‘In the bungalow I’m frightened of both of them: all my life I’ve been afraid of them. When I was small and wasn’t pretty they made the best of things, and longed that I should be clever instead. “Read to us, Dora,” my father would say, rubbing his hands together when he came in from his office. And I would try to read. “Spell merchant” my father would urge as though his life depended upon it, and the letters would become jumbled in my mind. Can you see it, Carruthers, a child with glasses and an awkward way of walking and two angry figures, like vultures, unforgiving? They’d exchange a glance, turning their eyes away from me as though in shame. “Not bright,” they’d think. “Not bright, to make up for the other.” ’

‘How horrid, Miss Fanshawe.’

‘No, no. After all, was it nice for them that their single child should be a gawky creature who blushed when people spoke? How could they help themselves, any more than your mother can?’

‘Still, my mother –’

‘ “Going to the pictures?” he said the last time I was home. “What on earth are you doing that for?” And then she got the newspaper which gave the programme that was showing. “Tarzan and the Apemen”, she read out. “My dear, at your age!” I wanted to sit in the dark for an hour or two, not having to talk about the term at Ashleigh Court. But how could I say that to them? I felt the redness coming in my face. “For children surely,” my father said, “a film like that.” And then he laughed. “Dora’s made a mistake,” my mother explained, and she laughed too.’

‘And did you go, Miss Fanshawe?’

‘Go?’

‘To Tarzan and the Apemen?’

‘No, I didn’t go. I don’t possess courage like that: as soon as I enter the door of the bungalow I can feel their disappointment and I’m terrified all over again. I’ve thought of not going back but I haven’t even the courage for that: they’ve sucked everything out of me. D’you understand?’

‘Well –’

‘Why is God so cruel that we leave the ugly school and travel together to a greater ugliness when we could travel to something nice?’

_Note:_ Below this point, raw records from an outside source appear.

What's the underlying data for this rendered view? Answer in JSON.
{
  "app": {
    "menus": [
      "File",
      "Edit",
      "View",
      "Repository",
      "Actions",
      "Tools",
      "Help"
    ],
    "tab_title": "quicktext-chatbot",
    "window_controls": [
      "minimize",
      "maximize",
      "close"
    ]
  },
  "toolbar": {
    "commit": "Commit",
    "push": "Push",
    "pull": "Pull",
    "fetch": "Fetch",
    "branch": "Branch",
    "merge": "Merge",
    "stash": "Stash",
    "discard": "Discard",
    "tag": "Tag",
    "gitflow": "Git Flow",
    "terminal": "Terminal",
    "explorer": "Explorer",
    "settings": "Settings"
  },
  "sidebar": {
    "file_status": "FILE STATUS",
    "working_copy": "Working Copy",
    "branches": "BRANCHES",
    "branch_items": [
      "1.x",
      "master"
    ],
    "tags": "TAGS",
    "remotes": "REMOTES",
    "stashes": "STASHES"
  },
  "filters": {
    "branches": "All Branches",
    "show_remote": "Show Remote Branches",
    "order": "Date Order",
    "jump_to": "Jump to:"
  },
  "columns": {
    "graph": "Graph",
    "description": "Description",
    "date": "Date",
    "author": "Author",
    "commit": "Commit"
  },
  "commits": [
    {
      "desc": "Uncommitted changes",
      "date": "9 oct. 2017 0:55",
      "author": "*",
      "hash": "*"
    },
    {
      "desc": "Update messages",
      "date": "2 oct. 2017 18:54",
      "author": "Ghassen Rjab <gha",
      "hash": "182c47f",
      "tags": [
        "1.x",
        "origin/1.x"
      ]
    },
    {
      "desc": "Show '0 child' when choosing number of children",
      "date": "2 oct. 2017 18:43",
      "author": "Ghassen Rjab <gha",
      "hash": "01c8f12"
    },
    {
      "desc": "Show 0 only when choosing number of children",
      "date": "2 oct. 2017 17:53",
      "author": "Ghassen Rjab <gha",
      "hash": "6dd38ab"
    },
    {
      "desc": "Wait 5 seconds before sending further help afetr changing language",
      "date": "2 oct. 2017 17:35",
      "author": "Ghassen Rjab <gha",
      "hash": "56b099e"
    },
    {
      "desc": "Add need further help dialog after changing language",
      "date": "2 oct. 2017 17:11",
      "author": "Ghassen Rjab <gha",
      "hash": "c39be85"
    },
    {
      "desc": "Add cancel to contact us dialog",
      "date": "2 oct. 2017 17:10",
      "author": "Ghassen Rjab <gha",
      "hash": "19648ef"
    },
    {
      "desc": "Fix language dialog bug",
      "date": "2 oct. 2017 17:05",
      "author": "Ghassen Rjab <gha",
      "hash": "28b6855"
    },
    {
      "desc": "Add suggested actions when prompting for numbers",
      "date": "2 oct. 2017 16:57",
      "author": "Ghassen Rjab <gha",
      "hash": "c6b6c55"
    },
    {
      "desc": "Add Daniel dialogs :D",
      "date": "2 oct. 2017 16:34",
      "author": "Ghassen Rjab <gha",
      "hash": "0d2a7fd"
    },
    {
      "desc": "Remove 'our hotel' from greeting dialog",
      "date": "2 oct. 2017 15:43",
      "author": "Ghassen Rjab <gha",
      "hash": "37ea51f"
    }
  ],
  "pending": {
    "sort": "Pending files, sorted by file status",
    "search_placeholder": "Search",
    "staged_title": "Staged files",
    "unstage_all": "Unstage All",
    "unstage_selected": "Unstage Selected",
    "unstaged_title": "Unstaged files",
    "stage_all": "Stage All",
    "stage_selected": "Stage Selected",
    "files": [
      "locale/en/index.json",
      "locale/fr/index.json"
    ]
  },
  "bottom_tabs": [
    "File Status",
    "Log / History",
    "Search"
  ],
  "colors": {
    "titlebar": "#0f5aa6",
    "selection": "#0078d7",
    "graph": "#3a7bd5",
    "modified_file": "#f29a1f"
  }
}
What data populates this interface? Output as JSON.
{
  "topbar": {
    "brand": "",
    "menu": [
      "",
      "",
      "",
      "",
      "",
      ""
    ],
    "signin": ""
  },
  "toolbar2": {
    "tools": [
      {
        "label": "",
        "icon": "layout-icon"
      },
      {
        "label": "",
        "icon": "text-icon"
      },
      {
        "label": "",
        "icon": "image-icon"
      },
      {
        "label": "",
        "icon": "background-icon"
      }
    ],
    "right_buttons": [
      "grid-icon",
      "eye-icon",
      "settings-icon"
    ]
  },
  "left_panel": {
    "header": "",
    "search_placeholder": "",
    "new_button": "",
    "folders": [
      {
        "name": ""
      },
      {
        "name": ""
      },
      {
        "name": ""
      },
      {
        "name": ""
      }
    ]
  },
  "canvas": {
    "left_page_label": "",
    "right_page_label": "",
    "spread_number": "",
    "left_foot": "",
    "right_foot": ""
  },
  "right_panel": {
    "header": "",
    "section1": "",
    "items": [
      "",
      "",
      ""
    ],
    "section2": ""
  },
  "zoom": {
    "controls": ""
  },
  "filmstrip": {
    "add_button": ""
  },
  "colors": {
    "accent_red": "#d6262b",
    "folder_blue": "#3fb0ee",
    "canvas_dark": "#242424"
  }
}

‘Nice, Miss Fanshawe? Nice?’

‘You know what I mean, Carruthers.’

He shook his head. Again he turned it away from her, looking at the window, wretchedly now.

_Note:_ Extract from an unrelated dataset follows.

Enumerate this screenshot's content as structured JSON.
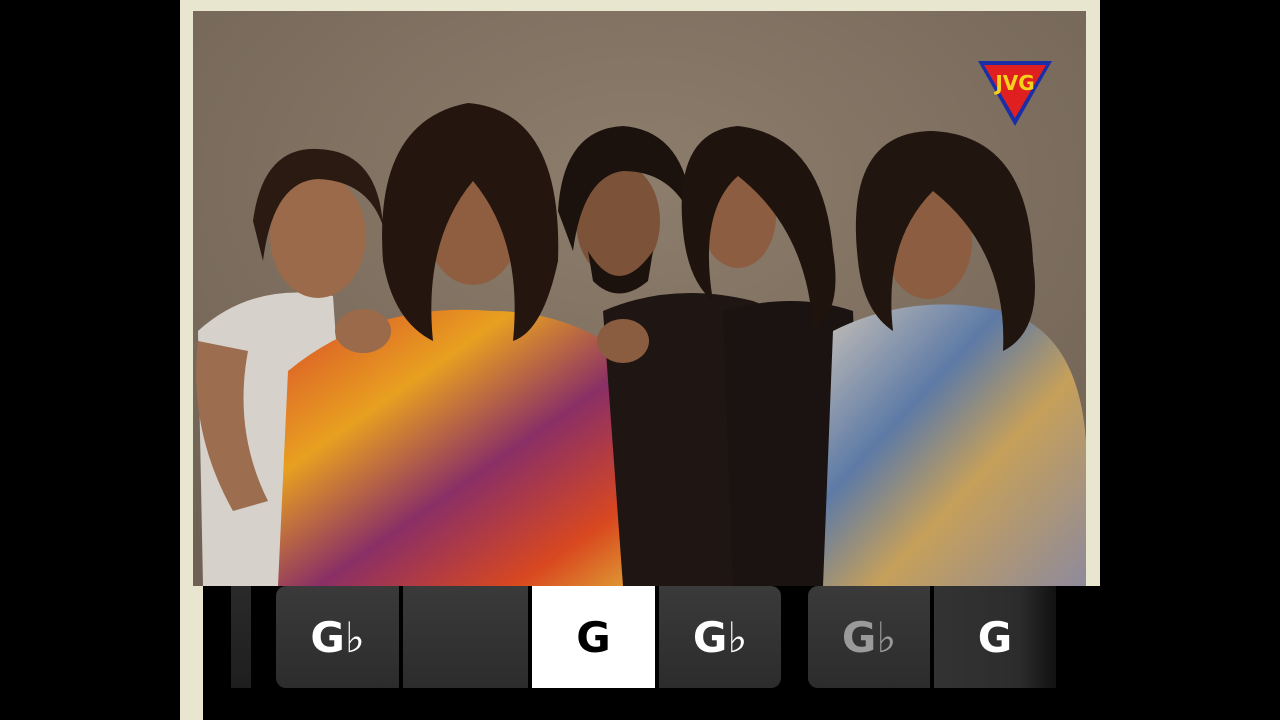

‘Of course you do,’ her voice said, ‘if you think about it.’

‘I really –’

‘Funny our birthdays being close together!’ Her mood was gayer suddenly. He turned to look at her and saw she was smiling. He smiled also.

‘I’ve dreamed this train went on for ever,’ she said, ‘on and on until at last you stopped engaging passengers and waiters in fantastic conversation. “I’m better now,” you said, and then you went to sleep. And when you woke I gave you liquorice allsorts. “I understand,” I said: “it doesn’t matter.” ’

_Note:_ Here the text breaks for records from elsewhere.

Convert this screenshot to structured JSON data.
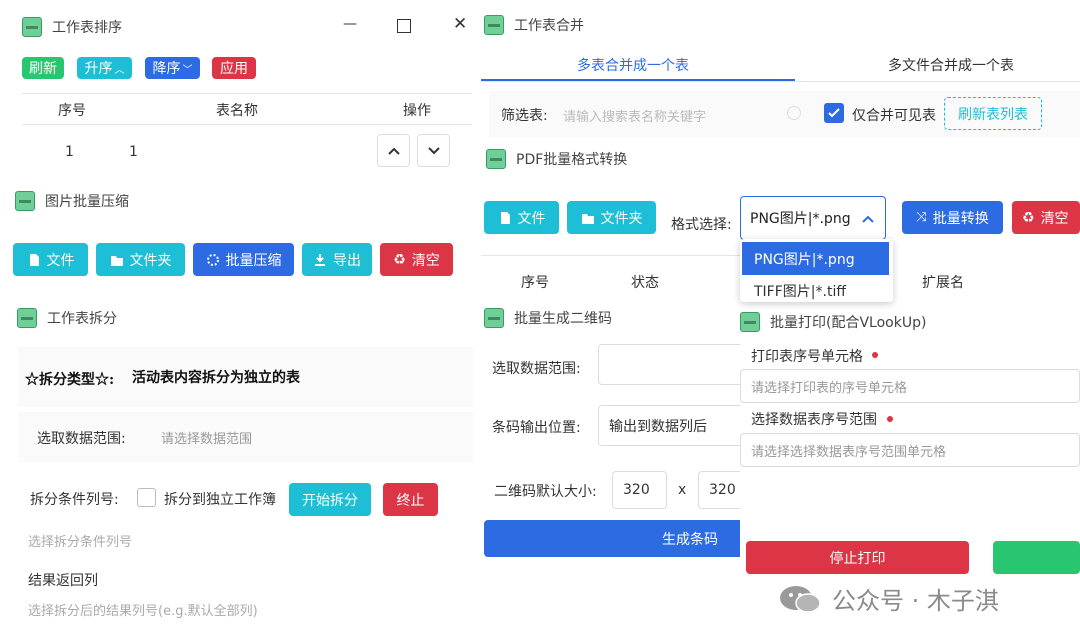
{
  "sort_panel": {
    "title": "工作表排序",
    "buttons": {
      "refresh": "刷新",
      "asc": "升序",
      "desc": "降序",
      "apply": "应用"
    },
    "columns": [
      "序号",
      "表名称",
      "操作"
    ],
    "rows": [
      {
        "index": "1",
        "name": "1"
      }
    ]
  },
  "compress_panel": {
    "title": "图片批量压缩",
    "buttons": {
      "file": "文件",
      "folder": "文件夹",
      "compress": "批量压缩",
      "export": "导出",
      "clear": "清空"
    }
  },
  "split_panel": {
    "title": "工作表拆分",
    "type_label": "☆拆分类型☆:",
    "type_value": "活动表内容拆分为独立的表",
    "range_label": "选取数据范围:",
    "range_placeholder": "请选择数据范围",
    "cond_label": "拆分条件列号:",
    "checkbox_label": "拆分到独立工作簿",
    "start_button": "开始拆分",
    "stop_button": "终止",
    "cond_placeholder": "选择拆分条件列号",
    "result_label": "结果返回列",
    "result_placeholder": "选择拆分后的结果列号(e.g.默认全部列)"
  },
  "merge_panel": {
    "title": "工作表合并",
    "tabs": [
      "多表合并成一个表",
      "多文件合并成一个表"
    ],
    "filter_label": "筛选表:",
    "filter_placeholder": "请输入搜索表名称关键字",
    "visible_only_label": "仅合并可见表",
    "refresh_button": "刷新表列表"
  },
  "pdf_panel": {
    "title": "PDF批量格式转换",
    "buttons": {
      "file": "文件",
      "folder": "文件夹",
      "convert": "批量转换",
      "clear": "清空"
    },
    "format_label": "格式选择:",
    "format_value": "PNG图片|*.png",
    "format_options": [
      "PNG图片|*.png",
      "TIFF图片|*.tiff"
    ],
    "columns": [
      "序号",
      "状态",
      "扩展名"
    ]
  },
  "qr_panel": {
    "title": "批量生成二维码",
    "range_label": "选取数据范围:",
    "output_label": "条码输出位置:",
    "output_value": "输出到数据列后",
    "size_label": "二维码默认大小:",
    "width": "320",
    "x": "x",
    "height": "320",
    "generate_button": "生成条码"
  },
  "print_panel": {
    "title": "批量打印(配合VLookUp)",
    "cell_label": "打印表序号单元格",
    "cell_placeholder": "请选择打印表的序号单元格",
    "range_label": "选择数据表序号范围",
    "range_placeholder": "请选择选择数据表序号范围单元格",
    "stop_button": "停止打印"
  },
  "window": {
    "minimize": "—",
    "maximize": "☐",
    "close": "✕"
  },
  "watermark": "公众号 · 木子淇",
  "colors": {
    "teal": "#1ebfd6",
    "blue": "#2d6be3",
    "red": "#dc3545",
    "green": "#28c76f"
  }
}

‘I know I’ve been very bad to you, Miss Fanshawe. I’m sorry –’

‘I’ve dreamed of us together in my parents’ bungalow, of my parents dead and buried and your thin mother gone too, and Ashleigh Court a thing of the nightmare past. I’ve seen us walking over the beaches together, you growing up, me cooking for you and mending your clothes and knitting you pullovers. I’ve brought you fresh brown eggs and made you apple dumplings. I’ve watched you smile over crispy chops.’

‘Miss Fanshawe –’

‘I’m telling you about a dream in which ordinary things are marvellous. Tea tastes nicer and the green of the grass is a fresher green than you’ve ever noticed before, and the air is rosy, and happiness runs about. I would take you to a cinema on a Saturday afternoon and we would buy chips on the way home and no one would mind. We’d sit by the fire and say whatever we liked to one another. And you would no longer steal things or tell lies, because you’d have no need to. Nor would you mock an unpretty undermatron.’

‘Miss Fanshawe, I – I’m feeling tired. I think I’d like to read.’

‘Why should they have a child and then destroy it? Why should your mother not love you because your face is like your father’s face?’

‘My mother –’

‘Your mother’s a disgrace,’ she cried in sudden, new emotion. ‘What life is it for a child to drag around hotels and lovers, a piece of extra luggage, alone, unloved?’

‘It’s not too bad. I get quite used to it –’

‘Why can He not strike them dead?’ she whispered. ‘Why can’t He make it possible? By some small miracle, surely to God?’

He wasn’t looking at her. He heard her weeping and listened to the sound, not knowing what to do.

‘You’re a sorrowful mess, Carruthers,’ she whispered. ‘Yet you need not be.’

‘Please. Please, Miss Fanshawe –’

‘You’d be a different kind of person and so would I. You’d have my love, I’d care about the damage that’s been done to you. You wouldn’t come to a bad end: I’d see to that.’

He didn’t want to turn his head again. He didn’t want to see her, but in spite of that he found himself looking at her. She, too, was gazing at him, tears streaming on her cheeks. He spoke slowly and with as much firmness as he could gather together.